C’est ici que se joue la problématique de cet essai, face à la pluralité des significations attribuées à ces traces, comment arriver à trouver collectivement un consensus, ou un compromis, indispensable pour faire société ? Ce kaléidoscope interprétatif induit une divergence de jugement en fonction de ce que chacun pense être l’idéal de société.

Prenons l’exemple d’une empreinte de loup découverte dans une forêt. Quelle signification apporter à cette trace ? Un espoir de restauration d’une biodiversité altérée par les humains si on a une perspective où celui-ci n’est qu’un élément de la nature, un usager parmi tant d’autres dans une relation d’interconnexion ? Ou un risque pour les activités pastorales qu’il faut contrôler si on adopte une perspective centrée sur l’humanité culturelle (entendue ici comme une relation où l’humain se distingue de la nature) ?

Si cet exemple illustre comment la lecture interprétative des traces peut être source de querelles en ce qui concerne les actions collectives à mener, cette tension peut prendre une tout autre dimension quand il s’agit de traces porteuses d’un enjeu plus important quant à leurs possibles impacts sanitaires et environnementaux, qu’ils soient réels ou imaginaires (pesticides, OGM, vaccins, nucléaire civil…).

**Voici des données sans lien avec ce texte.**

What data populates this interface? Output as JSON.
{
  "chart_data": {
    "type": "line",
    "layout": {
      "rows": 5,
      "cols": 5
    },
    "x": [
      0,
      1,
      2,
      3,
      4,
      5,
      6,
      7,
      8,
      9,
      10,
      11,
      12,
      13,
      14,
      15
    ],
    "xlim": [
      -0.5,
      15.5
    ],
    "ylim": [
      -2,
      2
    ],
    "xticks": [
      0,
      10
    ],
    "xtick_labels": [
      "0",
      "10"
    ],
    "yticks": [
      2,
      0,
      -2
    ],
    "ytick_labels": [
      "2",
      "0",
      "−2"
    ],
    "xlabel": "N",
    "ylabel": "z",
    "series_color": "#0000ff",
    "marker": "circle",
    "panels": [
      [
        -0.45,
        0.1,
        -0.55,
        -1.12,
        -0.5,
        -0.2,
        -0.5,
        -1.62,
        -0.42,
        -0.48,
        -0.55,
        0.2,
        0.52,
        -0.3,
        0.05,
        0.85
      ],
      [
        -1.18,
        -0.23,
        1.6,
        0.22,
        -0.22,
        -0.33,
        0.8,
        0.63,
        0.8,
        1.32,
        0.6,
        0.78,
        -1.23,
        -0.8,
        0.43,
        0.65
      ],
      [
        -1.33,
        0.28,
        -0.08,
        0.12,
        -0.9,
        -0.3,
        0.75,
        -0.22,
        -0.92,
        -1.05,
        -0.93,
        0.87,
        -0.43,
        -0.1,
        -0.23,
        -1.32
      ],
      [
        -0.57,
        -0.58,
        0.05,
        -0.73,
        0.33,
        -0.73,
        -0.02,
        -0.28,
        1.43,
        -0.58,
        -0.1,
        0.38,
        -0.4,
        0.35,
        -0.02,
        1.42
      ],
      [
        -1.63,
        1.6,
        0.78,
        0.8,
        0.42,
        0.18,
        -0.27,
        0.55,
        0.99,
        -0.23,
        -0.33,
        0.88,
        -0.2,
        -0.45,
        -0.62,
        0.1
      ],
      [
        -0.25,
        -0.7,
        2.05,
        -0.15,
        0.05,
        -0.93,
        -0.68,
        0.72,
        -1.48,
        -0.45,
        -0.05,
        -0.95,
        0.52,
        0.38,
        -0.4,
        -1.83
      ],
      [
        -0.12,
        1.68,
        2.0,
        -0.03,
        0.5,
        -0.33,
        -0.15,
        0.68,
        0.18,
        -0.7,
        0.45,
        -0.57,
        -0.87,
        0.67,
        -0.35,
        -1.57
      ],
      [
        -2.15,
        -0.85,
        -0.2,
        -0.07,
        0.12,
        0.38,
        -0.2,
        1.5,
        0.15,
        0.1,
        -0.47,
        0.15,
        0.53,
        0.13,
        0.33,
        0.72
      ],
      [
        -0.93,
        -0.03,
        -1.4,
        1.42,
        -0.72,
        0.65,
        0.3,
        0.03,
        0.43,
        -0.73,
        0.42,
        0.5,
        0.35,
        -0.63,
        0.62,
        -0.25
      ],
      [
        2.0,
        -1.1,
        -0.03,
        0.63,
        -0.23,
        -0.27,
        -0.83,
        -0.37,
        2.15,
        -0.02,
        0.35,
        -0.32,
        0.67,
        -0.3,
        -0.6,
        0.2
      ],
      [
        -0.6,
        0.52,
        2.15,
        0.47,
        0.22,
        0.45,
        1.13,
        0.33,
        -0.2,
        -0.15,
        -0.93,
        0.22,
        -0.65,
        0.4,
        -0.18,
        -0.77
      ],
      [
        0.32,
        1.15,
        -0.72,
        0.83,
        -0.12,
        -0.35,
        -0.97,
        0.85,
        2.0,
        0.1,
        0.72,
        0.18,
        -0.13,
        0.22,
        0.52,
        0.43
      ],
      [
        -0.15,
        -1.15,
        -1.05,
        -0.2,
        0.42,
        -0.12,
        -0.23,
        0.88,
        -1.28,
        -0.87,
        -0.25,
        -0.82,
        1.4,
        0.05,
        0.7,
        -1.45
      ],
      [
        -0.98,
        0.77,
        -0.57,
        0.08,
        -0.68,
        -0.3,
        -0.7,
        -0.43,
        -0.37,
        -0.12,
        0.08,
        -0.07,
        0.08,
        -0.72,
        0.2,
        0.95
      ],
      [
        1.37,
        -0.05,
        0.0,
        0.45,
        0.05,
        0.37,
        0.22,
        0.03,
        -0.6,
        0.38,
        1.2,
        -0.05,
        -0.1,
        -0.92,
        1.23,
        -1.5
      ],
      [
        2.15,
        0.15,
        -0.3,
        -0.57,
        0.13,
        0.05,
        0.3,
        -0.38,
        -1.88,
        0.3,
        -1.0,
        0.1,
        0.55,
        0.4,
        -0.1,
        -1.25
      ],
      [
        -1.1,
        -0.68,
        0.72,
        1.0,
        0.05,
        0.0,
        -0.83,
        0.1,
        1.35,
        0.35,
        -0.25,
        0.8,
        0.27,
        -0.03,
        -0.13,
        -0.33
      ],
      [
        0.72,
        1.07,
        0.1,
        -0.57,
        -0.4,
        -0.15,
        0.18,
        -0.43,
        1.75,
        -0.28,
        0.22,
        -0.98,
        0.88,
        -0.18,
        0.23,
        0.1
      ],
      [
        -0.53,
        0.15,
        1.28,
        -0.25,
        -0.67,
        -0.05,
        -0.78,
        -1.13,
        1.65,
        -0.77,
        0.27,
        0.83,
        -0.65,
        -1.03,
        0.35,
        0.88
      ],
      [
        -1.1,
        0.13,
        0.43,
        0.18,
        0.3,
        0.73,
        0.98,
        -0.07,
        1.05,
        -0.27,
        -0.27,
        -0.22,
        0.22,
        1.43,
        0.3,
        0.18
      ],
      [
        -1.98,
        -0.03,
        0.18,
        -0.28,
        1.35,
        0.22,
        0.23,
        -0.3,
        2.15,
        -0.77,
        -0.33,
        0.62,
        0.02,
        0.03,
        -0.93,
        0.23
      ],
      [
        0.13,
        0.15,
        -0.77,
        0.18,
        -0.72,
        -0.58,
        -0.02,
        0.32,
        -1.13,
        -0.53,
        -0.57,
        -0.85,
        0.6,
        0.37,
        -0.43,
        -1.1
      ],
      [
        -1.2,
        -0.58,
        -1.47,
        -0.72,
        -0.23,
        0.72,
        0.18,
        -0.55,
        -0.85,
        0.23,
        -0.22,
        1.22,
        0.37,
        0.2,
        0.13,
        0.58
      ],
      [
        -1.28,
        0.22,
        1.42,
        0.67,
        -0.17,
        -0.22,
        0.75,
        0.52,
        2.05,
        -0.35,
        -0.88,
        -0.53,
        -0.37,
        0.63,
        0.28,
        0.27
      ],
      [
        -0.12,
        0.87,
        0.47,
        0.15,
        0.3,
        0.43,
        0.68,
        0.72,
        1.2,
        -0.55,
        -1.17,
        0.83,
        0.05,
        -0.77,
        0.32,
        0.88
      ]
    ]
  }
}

Ainsi, cet ouvrage se présente comme « organisé à la manière d’une investigation policière » qui cherche à comprendre cette forte emprise sociale des traces, génératrice de polarisation de l’opinion publique.

Il s’articule en trois grandes parties, la première s’intéressant à la « Passion des traces » et leur pouvoir conflictogène, de leur capacité à affaiblir le contrat social basé sur la confiance des citoyens envers les institutions qui administrent les questions de société en lien avec le « vivant ».

La deuxième partie se propose d’expliquer la diversité des grilles de lecture des traces à travers les quatre grandes modalités qui structureraient, selon la théorie de l’anthropologue Philippe Descola, les relations entre l’Homme et son environnement que sont le totémisme, l’analogisme, l’animisme et le naturalisme.

Enfin, la troisième partie s’intéresse à la diversité interprétative induite par la nature même de la trace reposant sur sa matérialité, sur sa temporalité, sur ce qui l’a engendré et sur sa portée symbolique en relation avec l’environnement.

Nous sommes face à un essai ambitieux qui propose une vision audacieuse des controverses qui remuent notre société, mais l’enchaînement des concepts et des domaines disciplinaires pointus et variés en rend parfois la compréhension difficile. La lecture de cet ouvrage demande donc un certain engagement intellectuel pour en saisir la portée et espérer en garder une… trace durable pour alimenter notre réflexion citoyenne.